With the help of 50 sexual assault survivors, including two UC Berkeley-affiliated individuals, Lady Gaga performed her Oscar-nominated song “Til It Happens to You” at the Academy Awards on Sunday night.
UC Berkeley junior Thanh Mai Bercher and alumna Sofie Karasek, both advocates of sexual assault prevention, were invited to the Oscars by the production crew of “The Hunting Ground,” the Kirby Dick-directed documentary for which Lady Gaga co-wrote and performed the best original song nominee.
While “Til It Happens to You” would later go on to lose to “Writing’s on the Wall,” co-written by Sam Smith and Jimmy Napes, it still moved audiences worldwide, Karasek said.
“Just from the people I’ve talked to, it’s been incredibly impactful,” she said. “It’s made people feel incredibly less isolated and less alone.”
Both Karasek and Bercher have a history of activism within the larger anti-sexual assault movement — namely Karasek’s work on “The Hunting Ground” and Bercher’s contributions to campus campaigns such as Redefine Mine.
According to Karasek, Lady Gaga’s team spearheaded the idea to invite survivors from across the country to the Oscars stage. Karasek described the rehearsals in the week leading up to the ceremony as “incredibly powerful,” especially in the presence of a performer who was personally affected by sexual assault.
“It wasn’t just about having the coolest performance at the Oscars,” Karasek said. “It was about making a statement.”
Aside from standing in solidarity onstage to the tune of 34 million viewers, the survivors also met and spoke with Academy Award nominees, including Kate Winslet, Eddie Redmayne and eventual best actress winner Brie Larson, according to Bercher. Larson later hugged each survivor in attendance.
Bercher said, however, that the most mesmerizing part of the evening was connecting with the survivors who joined her at the ceremony — many of whom Bercher and Karasek had not met prior to the rehearsal process.

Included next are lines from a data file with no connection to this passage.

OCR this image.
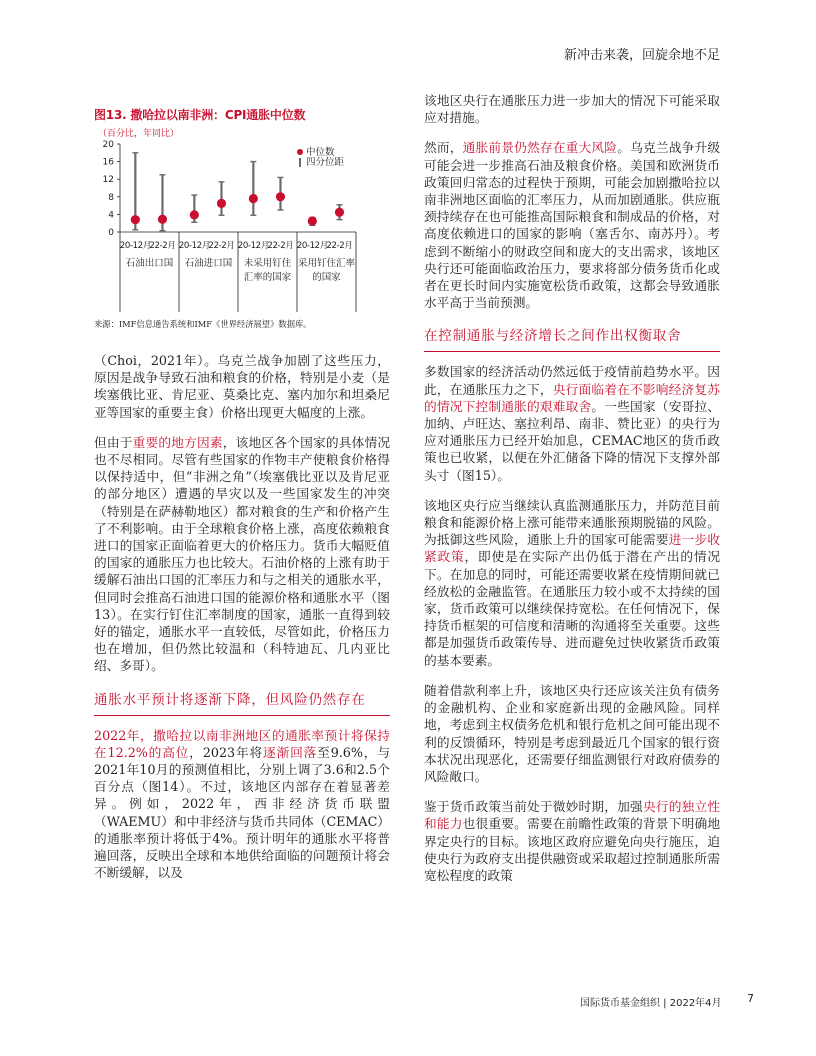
新冲击来袭，回旋余地不足
图13. 撒哈拉以南非洲：CPI通胀中位数
（百分比，年同比）
0
4
8
12
16
20
20-12月
22-2月
石油出口国
20-12月
22-2月
石油进口国
20-12月
22-2月
未采用钉住
汇率的国家
20-12月
22-2月
采用钉住汇率
的国家
中位数
四分位距
来源：IMF信息通告系统和IMF《世界经济展望》数据库。

（Choi，2021年）。乌克兰战争加剧了这些压力，原因是战争导致石油和粮食的价格，特别是小麦（是埃塞俄比亚、肯尼亚、莫桑比克、塞内加尔和坦桑尼亚等国家的重要主食）价格出现更大幅度的上涨。

但由于重要的地方因素，该地区各个国家的具体情况也不尽相同。尽管有些国家的作物丰产使粮食价格得以保持适中，但“非洲之角”（埃塞俄比亚以及肯尼亚的部分地区）遭遇的旱灾以及一些国家发生的冲突（特别是在萨赫勒地区）都对粮食的生产和价格产生了不利影响。由于全球粮食价格上涨，高度依赖粮食进口的国家正面临着更大的价格压力。货币大幅贬值的国家的通胀压力也比较大。石油价格的上涨有助于缓解石油出口国的汇率压力和与之相关的通胀水平，但同时会推高石油进口国的能源价格和通胀水平（图13）。在实行钉住汇率制度的国家，通胀一直得到较好的锚定，通胀水平一直较低，尽管如此，价格压力也在增加，但仍然比较温和（科特迪瓦、几内亚比绍、多哥）。

通胀水平预计将逐渐下降，但风险仍然存在

2022年，撒哈拉以南非洲地区的通胀率预计将保持在12.2%的高位，2023年将逐渐回落至9.6%，与2021年10月的预测值相比，分别上调了3.6和2.5个百分点（图14）。不过，该地区内部存在着显著差异。例如，2022年，西非经济货币联盟（WAEMU）和中非经济与货币共同体（CEMAC）的通胀率预计将低于4%。预计明年的通胀水平将普遍回落，反映出全球和本地供给面临的问题预计将会不断缓解，以及

该地区央行在通胀压力进一步加大的情况下可能采取应对措施。

然而，通胀前景仍然存在重大风险。乌克兰战争升级可能会进一步推高石油及粮食价格。美国和欧洲货币政策回归常态的过程快于预期，可能会加剧撒哈拉以南非洲地区面临的汇率压力，从而加剧通胀。供应瓶颈持续存在也可能推高国际粮食和制成品的价格，对高度依赖进口的国家的影响（塞舌尔、南苏丹）。考虑到不断缩小的财政空间和庞大的支出需求，该地区央行还可能面临政治压力，要求将部分债务货币化或者在更长时间内实施宽松货币政策，这都会导致通胀水平高于当前预测。

在控制通胀与经济增长之间作出权衡取舍

多数国家的经济活动仍然远低于疫情前趋势水平。因此，在通胀压力之下，央行面临着在不影响经济复苏的情况下控制通胀的艰难取舍。一些国家（安哥拉、加纳、卢旺达、塞拉利昂、南非、赞比亚）的央行为应对通胀压力已经开始加息，CEMAC地区的货币政策也已收紧，以便在外汇储备下降的情况下支撑外部头寸（图15）。

该地区央行应当继续认真监测通胀压力，并防范目前粮食和能源价格上涨可能带来通胀预期脱锚的风险。为抵御这些风险，通胀上升的国家可能需要进一步收紧政策，即使是在实际产出仍低于潜在产出的情况下。在加息的同时，可能还需要收紧在疫情期间就已经放松的金融监管。在通胀压力较小或不太持续的国家，货币政策可以继续保持宽松。在任何情况下，保持货币框架的可信度和清晰的沟通将至关重要。这些都是加强货币政策传导、进而避免过快收紧货币政策的基本要素。

随着借款利率上升，该地区央行还应该关注负有债务的金融机构、企业和家庭新出现的金融风险。同样地，考虑到主权债务危机和银行危机之间可能出现不利的反馈循环，特别是考虑到最近几个国家的银行资本状况出现恶化，还需要仔细监测银行对政府债券的风险敞口。

鉴于货币政策当前处于微妙时期，加强央行的独立性和能力也很重要。需要在前瞻性政策的背景下明确地界定央行的目标。该地区政府应避免向央行施压，迫使央行为政府支出提供融资或采取超过控制通胀所需宽松程度的政策

国际货币基金组织 | 2022年4月 7
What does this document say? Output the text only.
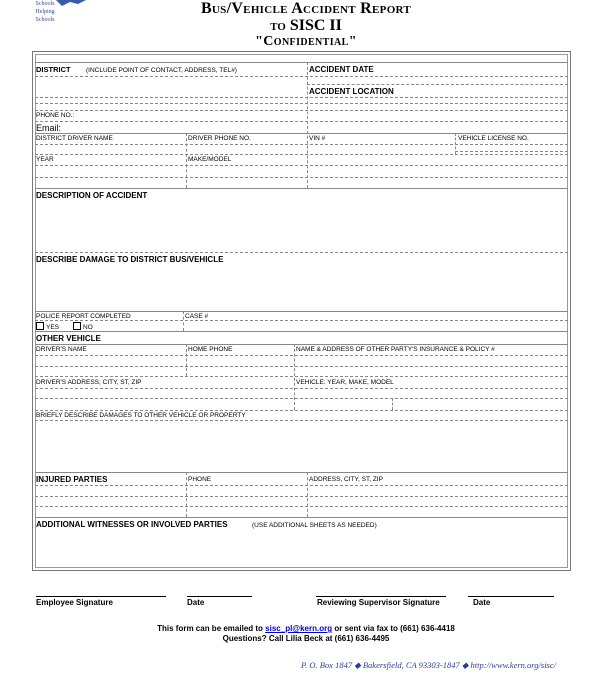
Schools
Helping
Schools
Bus/Vehicle Accident Report
to SISC II
"Confidential"
DISTRICT (INCLUDE POINT OF CONTACT, ADDRESS, TEL#)	ACCIDENT DATE
ACCIDENT LOCATION
PHONE NO.:
Email:
DISTRICT DRIVER NAME	DRIVER PHONE NO.	VIN #	VEHICLE LICENSE NO.
YEAR	MAKE/MODEL
DESCRIPTION OF ACCIDENT
DESCRIBE DAMAGE TO DISTRICT BUS/VEHICLE
POLICE REPORT COMPLETED	CASE #
YES	NO
OTHER VEHICLE
DRIVER'S NAME	HOME PHONE	NAME & ADDRESS OF OTHER PARTY'S INSURANCE & POLICY #
DRIVER'S ADDRESS, CITY, ST, ZIP	VEHICLE: YEAR, MAKE, MODEL
BRIEFLY DESCRIBE DAMAGES TO OTHER VEHICLE OR PROPERTY
INJURED PARTIES	PHONE	ADDRESS, CITY, ST, ZIP
ADDITIONAL WITNESSES OR INVOLVED PARTIES	(USE ADDITIONAL SHEETS AS NEEDED)
Employee Signature	Date	Reviewing Supervisor Signature	Date
This form can be emailed to sisc_pl@kern.org or sent via fax to (661) 636-4418
Questions? Call Lilia Beck at (661) 636-4495
P. O. Box 1847 ◆ Bakersfield, CA 93303-1847 ◆ http://www.kern.org/sisc/
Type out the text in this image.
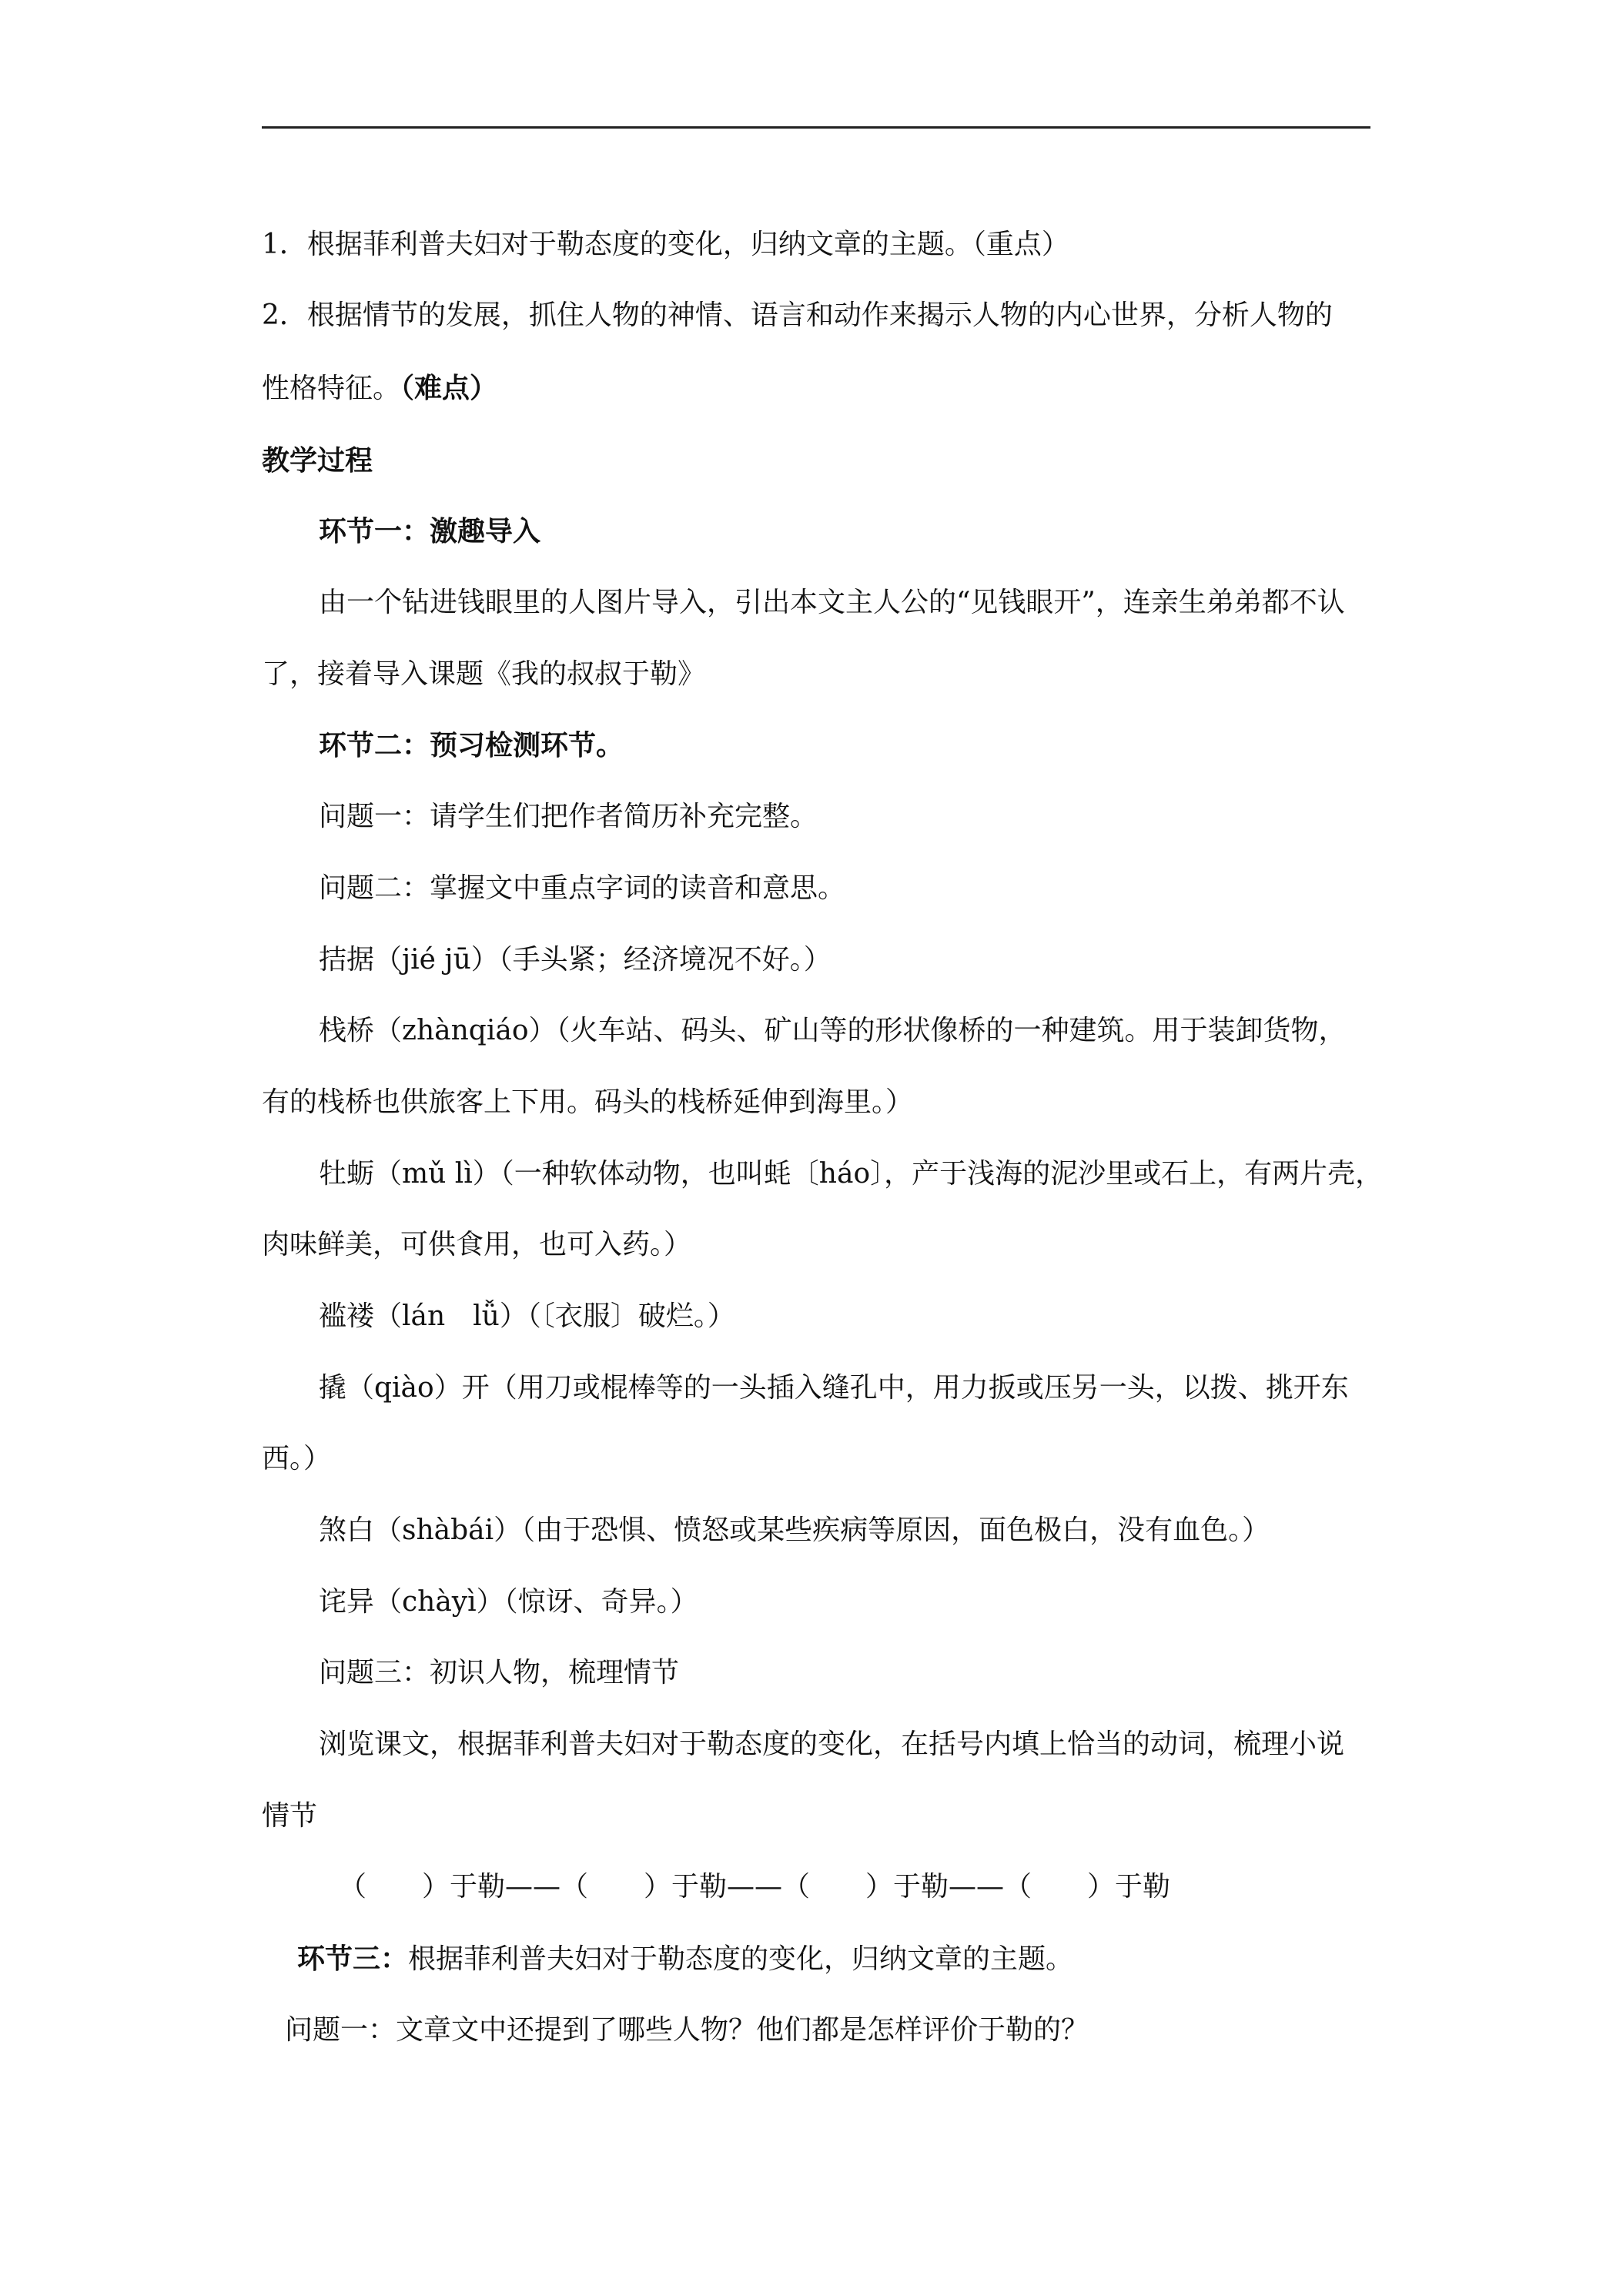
1．根据菲利普夫妇对于勒态度的变化，归纳文章的主题。（重点）
2．根据情节的发展，抓住人物的神情、语言和动作来揭示人物的内心世界，分析人物的
性格特征。（难点）
教学过程
环节一：激趣导入
由一个钻进钱眼里的人图片导入，引出本文主人公的“见钱眼开”，连亲生弟弟都不认
了，接着导入课题《我的叔叔于勒》
环节二：预习检测环节。
问题一：请学生们把作者简历补充完整。
问题二：掌握文中重点字词的读音和意思。
拮据（jié jū）（手头紧；经济境况不好。）
栈桥（zhànqiáo）（火车站、码头、矿山等的形状像桥的一种建筑。用于装卸货物，
有的栈桥也供旅客上下用。码头的栈桥延伸到海里。）
牡蛎（mǔ lì）（一种软体动物，也叫蚝〔háo〕，产于浅海的泥沙里或石上，有两片壳，
肉味鲜美，可供食用，也可入药。）
褴褛（lán　lǚ）（〔衣服〕破烂。）
撬（qiào）开（用刀或棍棒等的一头插入缝孔中，用力扳或压另一头，以拨、挑开东
西。）
煞白（shàbái）（由于恐惧、愤怒或某些疾病等原因，面色极白，没有血色。）
诧异（chàyì）（惊讶、奇异。）
问题三：初识人物，梳理情节
浏览课文，根据菲利普夫妇对于勒态度的变化，在括号内填上恰当的动词，梳理小说
情节
（　　）于勒——（　　）于勒——（　　）于勒——（　　）于勒
环节三：根据菲利普夫妇对于勒态度的变化，归纳文章的主题。
问题一：文章文中还提到了哪些人物？他们都是怎样评价于勒的？
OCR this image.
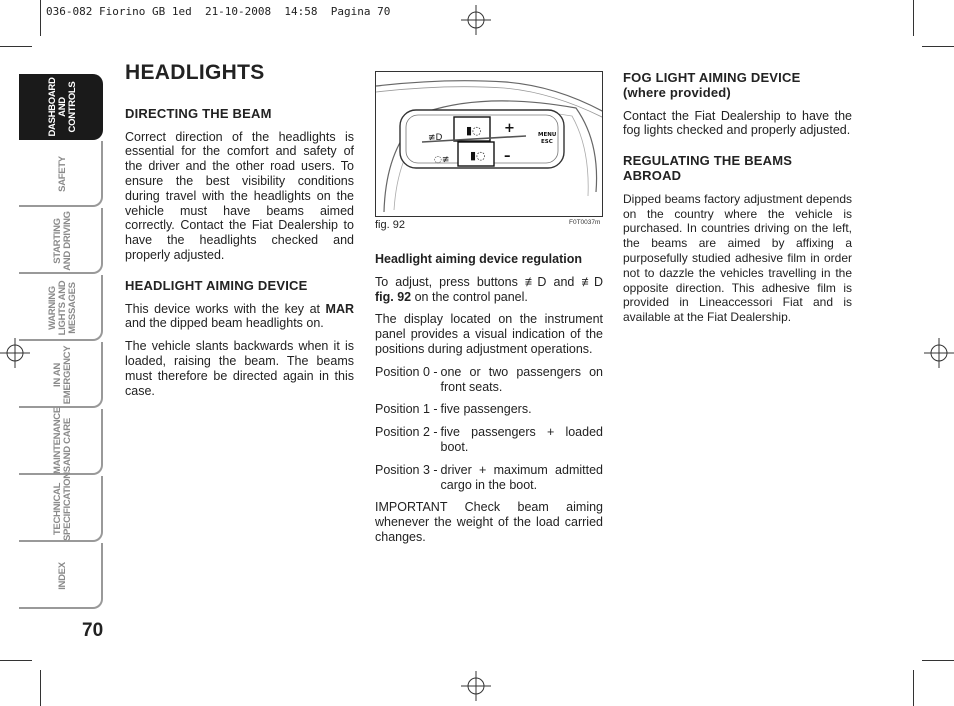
036-082 Fiorino GB 1ed  21-10-2008  14:58  Pagina 70
DASHBOARD AND CONTROLS
SAFETY
STARTING AND DRIVING
WARNING LIGHTS AND MESSAGES
IN AN EMERGENCY
MAINTENANCE AND CARE
TECHNICAL SPECIFICATIONS
INDEX
70
HEADLIGHTS
DIRECTING THE BEAM

Correct direction of the headlights is essential for the comfort and safety of the driver and the other road users. To ensure the best visibility conditions during travel with the headlights on the vehicle must have beams aimed correctly. Contact the Fiat Dealership to have the headlights checked and properly adjusted.

HEADLIGHT AIMING DEVICE

This device works with the key at MAR and the dipped beam headlights on.

The vehicle slants backwards when it is loaded, raising the beam. The beams must therefore be directed again in this case.

▮◌
▮◌
≢D
◌≢
+
–
MENU
ESC
fig. 92	F0T0037m
Headlight aiming device regulation

To adjust, press buttons ≢D and ≢D fig. 92 on the control panel.

The display located on the instrument panel provides a visual indication of the positions during adjustment operations.

Position 0 - one or two passengers on front seats.
Position 1 - five passengers.
Position 2 - five passengers + loaded boot.
Position 3 - driver + maximum admitted cargo in the boot.

IMPORTANT Check beam aiming whenever the weight of the load carried changes.

FOG LIGHT AIMING DEVICE
(where provided)

Contact the Fiat Dealership to have the fog lights checked and properly adjusted.

REGULATING THE BEAMS
ABROAD

Dipped beams factory adjustment depends on the country where the vehicle is purchased. In countries driving on the left, the beams are aimed by affixing a purposefully studied adhesive film in order not to dazzle the vehicles travelling in the opposite direction. This adhesive film is provided in Lineaccessori Fiat and is available at the Fiat Dealership.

“I was just kind of more in awe of the people around me than the celebrities themselves,” Bercher said.
According to Karasek, Lady Gaga’s performance inspired an outpouring of support and gratitude from not only the attendees but viewers at home. She added that friends have told her that more sexual assault survivors are revealing their stories in the wake of the awards show.
For Karasek and Bercher, the performance opened up a powerful dialogue on sexual assault, and they hope it will continue to propel the movement.
“I think we definitely accomplished more than any one award could have last night,” Karasek said. “Though it would have been symbolic to win (the Oscar), it was more symbolic that we didn’t, because it’s reflective of how much further we have to go.”